Fuse et al. [179] examined the role of MYD88, an important adaptor protein in the TLR4 signaling pathway, in the pathogenesis of CVB3-induced myocarditis. They found that the MYD88 level in cardiac tissue was increased significantly in wild-type mice after infection of CVB3. MYD88−/− mice showed a significantly higher survival rate than did MYD88+/+ mice after exposure to CVB3. Pathological examination displayed a significant decrease of heart inflammation in MYD88−/− mice. Cardiac viral concentrations were significantly decreased in MYD88−/− mice. The levels of mRNAs for IL-1β, TNF-α, IFN-γ, and IL-18 were significantly decreased in the heart of MYD88−/− mice, and serum levels of Th1 cytokines were significantly decreased in these mice as well. By contrast, cardiac levels of activated IRF3 and IFN-β (but not other usual upstream signals of IRF3) were significantly increased in these MYD88−/− mice. These results indicated that MYD88 may be a very important mediator in cardiac inflammation, inducing cytokine production and maintaining Th1/Th2 cytokine balance. Deficiency of MYD88 may provide protection to the host heart through direct activation of IRF3 and IFN-β.

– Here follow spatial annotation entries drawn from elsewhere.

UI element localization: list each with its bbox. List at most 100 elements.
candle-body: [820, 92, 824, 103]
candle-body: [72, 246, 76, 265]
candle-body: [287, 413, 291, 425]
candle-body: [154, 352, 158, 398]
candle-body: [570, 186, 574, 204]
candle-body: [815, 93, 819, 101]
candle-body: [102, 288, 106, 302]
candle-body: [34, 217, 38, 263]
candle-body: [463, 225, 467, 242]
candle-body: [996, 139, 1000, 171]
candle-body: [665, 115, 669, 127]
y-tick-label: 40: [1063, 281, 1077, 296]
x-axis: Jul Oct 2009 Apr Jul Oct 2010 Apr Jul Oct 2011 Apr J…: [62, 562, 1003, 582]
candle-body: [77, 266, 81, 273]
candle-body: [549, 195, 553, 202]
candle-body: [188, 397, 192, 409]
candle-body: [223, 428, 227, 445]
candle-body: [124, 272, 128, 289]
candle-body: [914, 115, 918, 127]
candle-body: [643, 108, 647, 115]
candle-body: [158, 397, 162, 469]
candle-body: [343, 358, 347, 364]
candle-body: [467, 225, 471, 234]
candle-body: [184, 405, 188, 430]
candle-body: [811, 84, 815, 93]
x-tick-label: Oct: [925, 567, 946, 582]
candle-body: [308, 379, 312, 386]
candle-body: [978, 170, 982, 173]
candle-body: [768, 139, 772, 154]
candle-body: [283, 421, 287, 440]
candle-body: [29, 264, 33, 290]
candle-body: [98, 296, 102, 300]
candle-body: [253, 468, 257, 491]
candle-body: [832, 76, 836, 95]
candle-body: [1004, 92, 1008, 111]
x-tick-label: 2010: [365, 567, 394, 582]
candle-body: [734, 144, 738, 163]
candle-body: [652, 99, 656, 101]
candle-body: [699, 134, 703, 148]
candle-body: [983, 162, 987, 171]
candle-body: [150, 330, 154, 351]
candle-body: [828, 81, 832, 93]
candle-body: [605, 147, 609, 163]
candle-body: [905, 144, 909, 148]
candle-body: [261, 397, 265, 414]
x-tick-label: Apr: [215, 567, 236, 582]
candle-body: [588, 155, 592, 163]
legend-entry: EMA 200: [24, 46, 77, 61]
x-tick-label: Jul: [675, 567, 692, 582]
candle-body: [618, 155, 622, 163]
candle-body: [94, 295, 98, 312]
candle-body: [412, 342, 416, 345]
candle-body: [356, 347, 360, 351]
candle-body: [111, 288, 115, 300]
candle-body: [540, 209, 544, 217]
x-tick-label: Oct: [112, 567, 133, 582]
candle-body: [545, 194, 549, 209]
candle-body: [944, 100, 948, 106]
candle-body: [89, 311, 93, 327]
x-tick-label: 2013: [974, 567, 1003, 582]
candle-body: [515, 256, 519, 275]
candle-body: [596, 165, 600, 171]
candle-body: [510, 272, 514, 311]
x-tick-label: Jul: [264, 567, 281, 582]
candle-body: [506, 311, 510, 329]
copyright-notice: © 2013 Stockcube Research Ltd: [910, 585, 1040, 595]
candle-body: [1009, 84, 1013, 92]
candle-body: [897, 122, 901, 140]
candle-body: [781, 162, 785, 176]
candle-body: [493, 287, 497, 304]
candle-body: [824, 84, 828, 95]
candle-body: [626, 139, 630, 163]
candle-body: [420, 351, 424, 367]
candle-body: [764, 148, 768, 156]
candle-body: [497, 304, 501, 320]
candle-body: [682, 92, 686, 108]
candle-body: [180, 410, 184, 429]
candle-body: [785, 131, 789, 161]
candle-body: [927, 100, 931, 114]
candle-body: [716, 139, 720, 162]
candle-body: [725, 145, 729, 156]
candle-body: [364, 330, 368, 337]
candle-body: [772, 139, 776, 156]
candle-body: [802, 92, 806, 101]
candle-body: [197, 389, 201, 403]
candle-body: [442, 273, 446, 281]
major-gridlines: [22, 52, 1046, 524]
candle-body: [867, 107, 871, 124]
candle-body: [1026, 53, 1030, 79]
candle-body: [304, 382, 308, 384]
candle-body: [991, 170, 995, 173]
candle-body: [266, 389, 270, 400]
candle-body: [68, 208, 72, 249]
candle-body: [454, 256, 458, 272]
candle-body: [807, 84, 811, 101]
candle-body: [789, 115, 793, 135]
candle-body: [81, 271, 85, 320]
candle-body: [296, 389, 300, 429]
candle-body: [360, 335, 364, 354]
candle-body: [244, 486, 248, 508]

5. Differing Perspectives or Interpretations
5.1. Roles of CD4+ Regulatory T Cells
CD4+ and CD8+ T cells have been reported to be involved in the pathogenesis of myocarditis by many authors; however, regulatory T cells (Tregs), a subset of CD4+ T cells, have been shown to have protective effects [180, 181]. Shi et al. [181] recently demonstrated that the adoptive transfer of Treg cells protected the mice intraperitoneally challenged with CVB3 from myocarditis through the TGF-β–CAR (transforming growth factor β-coxsackie virus and adenovirus receptor) pathway, which maintained the antiviral immune response against CVB3 and thus suppressed the immune response to the cardiac tissue.

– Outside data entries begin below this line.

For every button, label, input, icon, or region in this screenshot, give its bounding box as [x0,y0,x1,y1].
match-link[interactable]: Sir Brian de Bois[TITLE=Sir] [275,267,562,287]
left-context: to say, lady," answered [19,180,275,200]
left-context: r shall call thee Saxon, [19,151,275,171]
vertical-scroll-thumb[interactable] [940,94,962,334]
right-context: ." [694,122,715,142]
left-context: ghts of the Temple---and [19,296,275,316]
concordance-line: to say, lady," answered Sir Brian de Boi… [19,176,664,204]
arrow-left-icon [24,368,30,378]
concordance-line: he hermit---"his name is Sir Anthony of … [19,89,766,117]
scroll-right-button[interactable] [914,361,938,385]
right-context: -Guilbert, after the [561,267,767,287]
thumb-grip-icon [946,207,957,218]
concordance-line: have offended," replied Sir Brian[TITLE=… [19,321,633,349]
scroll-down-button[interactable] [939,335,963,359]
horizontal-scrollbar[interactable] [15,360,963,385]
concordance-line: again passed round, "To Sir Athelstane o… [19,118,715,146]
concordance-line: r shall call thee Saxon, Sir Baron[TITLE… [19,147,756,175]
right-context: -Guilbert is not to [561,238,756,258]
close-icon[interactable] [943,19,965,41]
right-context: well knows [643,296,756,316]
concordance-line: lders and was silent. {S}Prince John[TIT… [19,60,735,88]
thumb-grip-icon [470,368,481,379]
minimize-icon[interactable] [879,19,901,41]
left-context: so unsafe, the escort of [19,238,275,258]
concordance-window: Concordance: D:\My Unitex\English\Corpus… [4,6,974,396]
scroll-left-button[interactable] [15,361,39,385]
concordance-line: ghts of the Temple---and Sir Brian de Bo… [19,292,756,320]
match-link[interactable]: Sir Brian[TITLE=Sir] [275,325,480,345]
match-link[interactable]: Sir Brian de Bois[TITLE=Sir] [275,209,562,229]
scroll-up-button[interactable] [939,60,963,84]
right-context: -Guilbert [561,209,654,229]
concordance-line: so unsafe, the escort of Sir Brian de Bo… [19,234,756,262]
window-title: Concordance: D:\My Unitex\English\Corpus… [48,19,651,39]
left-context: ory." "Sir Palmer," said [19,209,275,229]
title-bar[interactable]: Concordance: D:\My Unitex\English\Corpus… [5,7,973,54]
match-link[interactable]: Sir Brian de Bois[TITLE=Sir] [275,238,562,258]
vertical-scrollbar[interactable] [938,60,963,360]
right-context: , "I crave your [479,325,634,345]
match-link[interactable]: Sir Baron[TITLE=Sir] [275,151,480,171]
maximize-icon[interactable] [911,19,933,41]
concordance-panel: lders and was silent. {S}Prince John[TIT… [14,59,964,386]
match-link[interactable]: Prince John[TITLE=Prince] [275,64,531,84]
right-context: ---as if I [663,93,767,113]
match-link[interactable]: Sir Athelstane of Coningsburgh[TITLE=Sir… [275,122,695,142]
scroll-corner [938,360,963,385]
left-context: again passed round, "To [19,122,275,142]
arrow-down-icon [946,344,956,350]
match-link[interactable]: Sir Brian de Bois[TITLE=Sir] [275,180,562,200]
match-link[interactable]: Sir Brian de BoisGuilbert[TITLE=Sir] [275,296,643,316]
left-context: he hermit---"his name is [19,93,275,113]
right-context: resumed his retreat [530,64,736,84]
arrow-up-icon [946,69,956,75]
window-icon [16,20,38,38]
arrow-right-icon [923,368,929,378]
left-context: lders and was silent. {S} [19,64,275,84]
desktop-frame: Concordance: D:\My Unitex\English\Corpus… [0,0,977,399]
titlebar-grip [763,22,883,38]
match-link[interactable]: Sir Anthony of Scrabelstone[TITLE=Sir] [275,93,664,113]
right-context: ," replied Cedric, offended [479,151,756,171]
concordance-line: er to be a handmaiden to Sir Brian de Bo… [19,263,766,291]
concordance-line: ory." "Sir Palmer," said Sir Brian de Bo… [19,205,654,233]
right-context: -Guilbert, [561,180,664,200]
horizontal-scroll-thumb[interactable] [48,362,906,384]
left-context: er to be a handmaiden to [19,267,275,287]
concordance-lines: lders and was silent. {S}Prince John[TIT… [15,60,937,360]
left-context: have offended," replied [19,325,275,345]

5.2. Viruses as Pathogens or Passengers
A large number of viruses have been detected in cardiac tissue, but the interpretation of their role in myocarditis is controversial. Nielsen et al. [182] examined the prevalence of three strains of viruses (adenovirus, enterovirus, and PVB19) in myocardial autopsy specimens from deceased individuals with myocarditis and in noninflammatory control hearts. They found that adenovirus, enterovirus, and PVB19 were rare causes of myocarditis. The detection of PVB19 in myocardial autopsy specimens, in particular, most likely represents a persistent infection with no or limited association with myocardial inflammation.
6. Summary
Immune responses in viral myocarditis function as a double-edged sword: it may be beneficial to the host by limiting viral spread and eliminating the viruses; nevertheless, excessive immune responses can damage cardiac muscle cells and contribute to destructive consequences which could lead to dilated cardiomyopathy. The boundary between the protective antiviral effects and the harmful immunopathological process is usually not clear [183–186]. Careful clinical and laboratory examinations could help doctors to make good judgment and to choose proper medications.
Acknowledgments
This work was supported by the National Natural Science Foundation of China (no. 81760732) and the Research and Development Projects of Shaanxi Province (no. 2016SF-280).
Conflicts of Interest
The authors declare that they have no conflicts of interest.